Life, Madison House

Sex Trade.

“The lights go out and I can’t be saved.” -Chris Martin-

 

I’ve received fantastic feedback on my book; everyone that gets into it says the same thing without prompting, “I couldn’t put it down!”

For this praise, I am very thankful.  Then there’s this follow-up, “It’s very redemptive, and deals with a lot of tough subject matter.”

You ain’t whistlin’ Dixie.  Try writing all that down.  Putting it together was an extremely difficult, very emotional process.  A straight month of sleepless nights.  But would I rather a really tight, fast-paced, action-packed thriller, that no one can put down, or the most boring book you ever read?    I’ll take the pain if it means a great product that deals with social/class/religion, and every issue in between.

Here’s the thing: it’s part of what I see every day.  Children disappearing without a trace, drug dealers, gang-bangers, detectives, racism (from every race), unparalleled class privilege, violence, murder, suicide, prostitutes, religious failure, and redemption.  So instead of asking, “How could you write this?” instead ask the question, “How could anyone live through this?”

Not me, the children I’m working with.

What bothers me the most is what is happening to the girls and women.  Maybe it’s because I know what happened to my wife as a little girl, maybe it’s because I have three beautiful daughters that I don’t wish any harm upon.

“I’m deep inside your children, they’ll betray you in my name.” -Zacharias Manuel de la Rocha-

Two months ago I was walking past “the Blue House.”  All the staff have to walk past this house for different reasons from time to time.  Now and then, when business is slow, they  put the girls out front.  Today was one of those days; but like I said, I have to walk past.

She sees me as I see her and she crosses her fishnet stockinged legs, staring me down, lifting her arms and adjusting her jet black hair.  I haven’t looked directly at her yet but she looks very young, too young.  No one should ever be in this line of work, I don’t care how old they are.  Instead I focus on the pimp behind her.   Out of my peripheral she steps directly in front of me as I approach and opens her stance, staring me down and pasting on a smile.  I’m still watching the pimp, and as I pass her (having to step off the sidewalk to do so because she’s completely blocking the way now), he starts to move towards me while holding out a cigarette, and asking, “Do you have a light?” He realizes that I may be an undercover cop and so, “Do you have a light?” is not really a question, it’s an attempt to re-direct my attention to the poor dolled-up girl on display without really soliciting me for sex.  I also feel compassion on the woman; I’m sure if she doesn’t come on to me as hard as she is, there will be consequences from her pimp.
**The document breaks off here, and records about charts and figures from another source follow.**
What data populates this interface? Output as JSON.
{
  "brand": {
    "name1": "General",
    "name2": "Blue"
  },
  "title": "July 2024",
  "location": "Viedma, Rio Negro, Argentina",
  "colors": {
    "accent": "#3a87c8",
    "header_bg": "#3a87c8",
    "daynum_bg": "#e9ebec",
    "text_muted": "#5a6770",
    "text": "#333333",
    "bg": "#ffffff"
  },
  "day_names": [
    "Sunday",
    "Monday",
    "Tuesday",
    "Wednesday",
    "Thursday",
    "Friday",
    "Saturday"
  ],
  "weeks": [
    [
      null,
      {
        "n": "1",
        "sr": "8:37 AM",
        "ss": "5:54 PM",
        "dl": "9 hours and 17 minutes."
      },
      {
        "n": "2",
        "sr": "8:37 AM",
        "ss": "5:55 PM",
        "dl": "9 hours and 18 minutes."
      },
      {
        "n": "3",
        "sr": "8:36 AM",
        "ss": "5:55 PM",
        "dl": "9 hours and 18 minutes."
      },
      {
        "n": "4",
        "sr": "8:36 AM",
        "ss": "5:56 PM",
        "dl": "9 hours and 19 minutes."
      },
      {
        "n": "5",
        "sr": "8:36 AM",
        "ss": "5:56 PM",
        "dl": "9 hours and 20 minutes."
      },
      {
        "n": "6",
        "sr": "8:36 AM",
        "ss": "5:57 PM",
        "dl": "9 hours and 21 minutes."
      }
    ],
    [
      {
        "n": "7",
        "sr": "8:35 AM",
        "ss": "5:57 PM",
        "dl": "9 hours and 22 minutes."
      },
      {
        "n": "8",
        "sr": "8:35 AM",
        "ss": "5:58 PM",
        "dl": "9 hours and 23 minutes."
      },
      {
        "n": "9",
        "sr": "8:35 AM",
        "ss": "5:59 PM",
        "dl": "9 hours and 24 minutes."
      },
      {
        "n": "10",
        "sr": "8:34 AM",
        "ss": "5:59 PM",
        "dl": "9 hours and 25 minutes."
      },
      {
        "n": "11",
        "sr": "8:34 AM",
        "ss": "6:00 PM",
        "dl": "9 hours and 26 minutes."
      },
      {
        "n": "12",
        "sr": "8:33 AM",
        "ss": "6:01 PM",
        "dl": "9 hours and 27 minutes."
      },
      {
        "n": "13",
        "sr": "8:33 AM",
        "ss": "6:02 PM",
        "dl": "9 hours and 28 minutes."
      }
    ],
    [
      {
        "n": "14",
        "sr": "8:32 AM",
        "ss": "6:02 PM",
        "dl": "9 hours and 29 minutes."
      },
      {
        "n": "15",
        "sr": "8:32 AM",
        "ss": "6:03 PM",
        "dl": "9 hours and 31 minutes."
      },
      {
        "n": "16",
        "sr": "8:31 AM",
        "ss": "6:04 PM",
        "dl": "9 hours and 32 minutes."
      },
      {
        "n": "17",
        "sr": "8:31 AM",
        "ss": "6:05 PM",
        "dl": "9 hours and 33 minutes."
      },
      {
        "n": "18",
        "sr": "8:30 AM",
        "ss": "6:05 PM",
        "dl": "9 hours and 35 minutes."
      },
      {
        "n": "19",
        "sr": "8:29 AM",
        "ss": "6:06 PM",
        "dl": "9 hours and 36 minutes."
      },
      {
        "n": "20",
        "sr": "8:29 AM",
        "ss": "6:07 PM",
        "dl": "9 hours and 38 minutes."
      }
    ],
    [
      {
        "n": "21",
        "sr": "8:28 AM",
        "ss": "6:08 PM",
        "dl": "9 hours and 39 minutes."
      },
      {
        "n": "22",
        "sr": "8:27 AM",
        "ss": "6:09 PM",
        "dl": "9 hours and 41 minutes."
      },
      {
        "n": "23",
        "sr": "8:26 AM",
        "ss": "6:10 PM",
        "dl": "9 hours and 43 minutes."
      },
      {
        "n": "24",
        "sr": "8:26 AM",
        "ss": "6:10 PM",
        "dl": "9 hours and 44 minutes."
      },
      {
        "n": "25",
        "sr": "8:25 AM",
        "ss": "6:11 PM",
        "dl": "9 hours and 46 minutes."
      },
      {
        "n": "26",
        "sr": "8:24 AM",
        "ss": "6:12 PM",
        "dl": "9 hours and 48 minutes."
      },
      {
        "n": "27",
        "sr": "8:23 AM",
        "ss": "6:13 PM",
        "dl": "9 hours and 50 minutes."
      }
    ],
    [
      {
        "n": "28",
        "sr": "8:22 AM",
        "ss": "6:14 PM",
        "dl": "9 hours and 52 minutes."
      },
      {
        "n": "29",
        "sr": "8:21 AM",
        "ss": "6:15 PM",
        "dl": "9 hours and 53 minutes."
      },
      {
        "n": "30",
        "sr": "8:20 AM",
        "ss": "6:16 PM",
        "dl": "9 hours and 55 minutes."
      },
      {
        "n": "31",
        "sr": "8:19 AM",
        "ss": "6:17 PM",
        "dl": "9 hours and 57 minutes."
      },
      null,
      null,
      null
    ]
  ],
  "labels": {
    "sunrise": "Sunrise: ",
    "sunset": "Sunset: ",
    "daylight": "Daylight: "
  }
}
“No I don’t, I actually work at the youth center with the little kids and am just looking for someone.”

He recoils, more so than if I had slapped him and I keep moving, praying for the poor girl in the thrall of sex and drugs.

“They say the devils water it ain’t so sweet, you don’t have to drink right now, but you can dip your feet every once in a little while.”  -Brandon Flowers-

My little four-year old snuggles into my lap, puts her hands to my face, smiles and says, “I love you, Daddy.”

Tears come to my eyes because she is so sweet and precious. I never want anything to hurt her.

Maybe that’s why I don’t have any judgements on the girl by the blue house or any other woman that’s ever made a pass at me.  All I see is brokenness.  All I see is Rahab the Prostitute, or the Woman at the Well, or the One Caught in Adultery.  Such stories of amazing redemption, and I pray for the women who in their broken marriages and painful daddy issues see me as a way out instead just another trap door.

I see my three daughters and I pray, “Dear God, these women you’ve put into my care will leave this house one day and make their own decisions. Please help them to choose Jesus instead of pain followed by pleasure in an endless vicious circle.”

All I can do is pray and love them, every second, at every opportunity.

My wife has me completely, body, mind, and soul…but only because Jesus has all those things first.

“I am the Way, the Truth, and the Life. No one comes to the Father except by Me.”